Pada bulan Januari 1929 dalam rapat umum Jong Islamiten Bond (JIB) yang diadakan di sekolah Persatuan Islam, Fachroeddin al-Khairi terpilih sebagai ketua JIB cabang Bandung dan M Natsir sebagai wakilnya. JIB ini didirikan atas respon pemuda Islam terhadap organisasi pemuda yang ada dan atas saran Kiai Agus Salim, yang didirikan oleh Wiwoho, Sjamsuridjal dan kawan-kawan. Dengan aktivitasnya itu keduanya semakin sering datang ke kediaman Tuan Hassan.

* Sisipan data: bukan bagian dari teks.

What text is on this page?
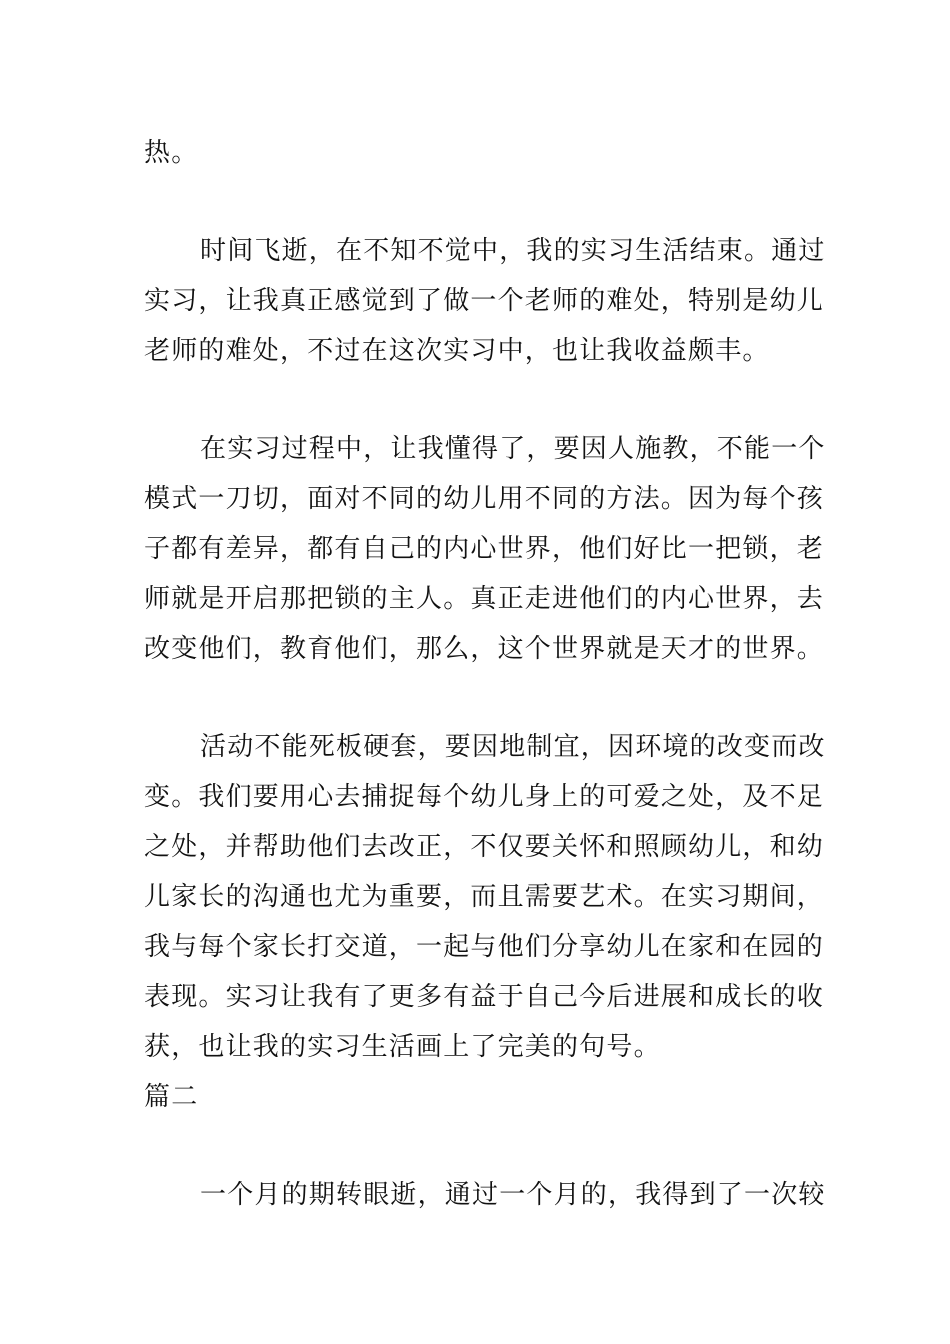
热。

时间飞逝，在不知不觉中，我的实习生活结束。通过
实习，让我真正感觉到了做一个老师的难处，特别是幼儿
老师的难处，不过在这次实习中，也让我收益颇丰。

在实习过程中，让我懂得了，要因人施教，不能一个
模式一刀切，面对不同的幼儿用不同的方法。因为每个孩
子都有差异，都有自己的内心世界，他们好比一把锁，老
师就是开启那把锁的主人。真正走进他们的内心世界，去
改变他们，教育他们，那么，这个世界就是天才的世界。

活动不能死板硬套，要因地制宜，因环境的改变而改
变。我们要用心去捕捉每个幼儿身上的可爱之处，及不足
之处，并帮助他们去改正，不仅要关怀和照顾幼儿，和幼
儿家长的沟通也尤为重要，而且需要艺术。在实习期间，
我与每个家长打交道，一起与他们分享幼儿在家和在园的
表现。实习让我有了更多有益于自己今后进展和成长的收
获，也让我的实习生活画上了完美的句号。

篇二

一个月的期转眼逝，通过一个月的，我得到了一次较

Bulan Maret 1929 didirikan Komite oleh kaum Muslim untuk menentukan sikap yang berkaitan dengan berbagai cemoohan, serangan, tuduhan dan celaan dari orang-orang yang membenci Islam. Serangan kebencian itu dilakukan dengan lisan dan tulisan, melalui mimbar gereja, ceramah, pelajaran di sekolah atau tulisan-tulisan di koran, majalah dan buku-buku agar kaum pribumi membenci Islam dan umatnya. Untuk menanggapi mereka Komite menerbitkan Pembela Islam. Majalah Pembela Islam diterbitkan pertama kali pada bulan Oktober 1929. Majalah ini terbit sampai nomor 71.
Ketika M Natsir akhirnya lulus dari AMS Bandung ia mendapat bea siswa dan ia bisa melanjutkan pendikan ke Fakultas Hukum di Jakarta atau Fakultas Ekonomi di Belanda, tapi ia lebih memilih untuk mengelola Pembela Islam. Tulisan-tulisannya tentang Islam banyak di muat di dalamnya, selain kolom Soal-Jawab A Hassan tentang masalah fiqh.
Setelah ia putuskan untuk tidak mengambil bea siswa ke perguruan tinggi, ia selanjutnya menjadi pendidik, dengan dibekali ilmu mendidik yang ketika itu baru dibuka. Ketika ia akan mengajar, semuanya harus disiapkan sendiri, gedung untuk kelas menyewa, meja bangku dan peralatan beli sendiri dan dibantu donatur. Di sela kesibukannya mengajar M Natsir mengelola majalah Pembela Islam hingga majalah itu berhenti penerbitannya.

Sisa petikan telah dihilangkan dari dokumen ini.